The State Bank of Pakistan (SBP) has eliminated all cash margin requirements for imports. The bank withdrew its “existing Cash Margin Requirement (CMR) on import of items with effect from March 31, 2023”, according to a circular from the Banking Policy and Regulations Department dated March 24. The move fulfills a condition set by the International Monetary Fund (IMF) to achieve a staff-level agreement. The SBP had introduced cash margins as a way to discourage imports by making them more expensive in terms of the opportunity cost of the amount deposited.
In 2017, the bank imposed a 100% cash margin on 404 items to deter the import of largely non-essential and consumer goods, with the list being further expanded in 2018. However, to help businesses weather the COVID-19 pandemic, the SBP had removed CMRs on 116 items. This latest decision repeals all six circulars, one each from 2017, 2018, 2021, and three from 2022, requiring cash margins for imports.
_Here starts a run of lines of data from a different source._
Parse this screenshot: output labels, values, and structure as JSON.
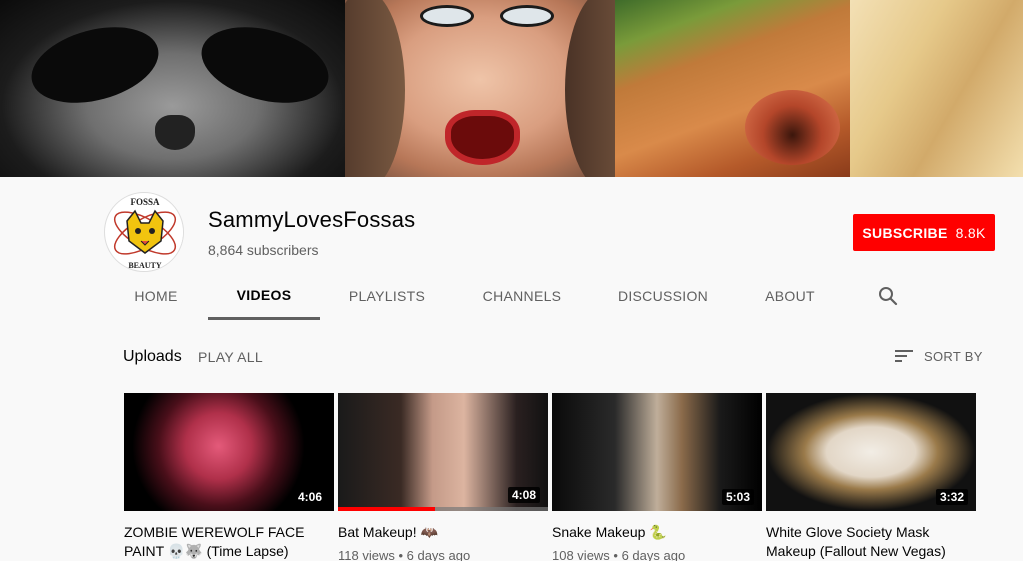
{
  "channel": {
    "name": "SammyLovesFossas",
    "subscribers": "8,864 subscribers",
    "avatar_text_top": "FOSSA",
    "avatar_text_bottom": "BEAUTY"
  },
  "subscribe": {
    "label": "SUBSCRIBE",
    "count": "8.8K"
  },
  "tabs": [
    {
      "label": "HOME",
      "active": false
    },
    {
      "label": "VIDEOS",
      "active": true
    },
    {
      "label": "PLAYLISTS",
      "active": false
    },
    {
      "label": "CHANNELS",
      "active": false
    },
    {
      "label": "DISCUSSION",
      "active": false
    },
    {
      "label": "ABOUT",
      "active": false
    }
  ],
  "section": {
    "title": "Uploads",
    "play_all": "PLAY ALL",
    "sort_by": "SORT BY"
  },
  "videos": [
    {
      "title": "ZOMBIE WEREWOLF FACE PAINT 💀🐺 (Time Lapse)",
      "duration": "4:06",
      "meta": "",
      "progress": 0
    },
    {
      "title": "Bat Makeup! 🦇",
      "duration": "4:08",
      "meta": "118 views • 6 days ago",
      "progress": 0.46
    },
    {
      "title": "Snake Makeup 🐍",
      "duration": "5:03",
      "meta": "108 views • 6 days ago",
      "progress": 0
    },
    {
      "title": "White Glove Society Mask Makeup (Fallout New Vegas)",
      "duration": "3:32",
      "meta": "",
      "progress": 0
    }
  ],
  "colors": {
    "brand_red": "#ff0000",
    "text_primary": "#030303",
    "text_secondary": "#606060",
    "background": "#f9f9f9"
  }
}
This move by the SBP comes at a crucial time as cash-strapped Pakistan is running out of time to implement measures to achieve a staff-level agreement with the IMF on the completion of the ninth review of a $7bn loan programme, which began in 2019.
The agreement will bring inflows from friendly countries and would result to a disbursement of $1.2bn. Furthermore, Pakistan’s foreign exchange reserves increased by $280 million to $4.6 billion during the week ending on March 17, driven by inflows from China, according to central bank data.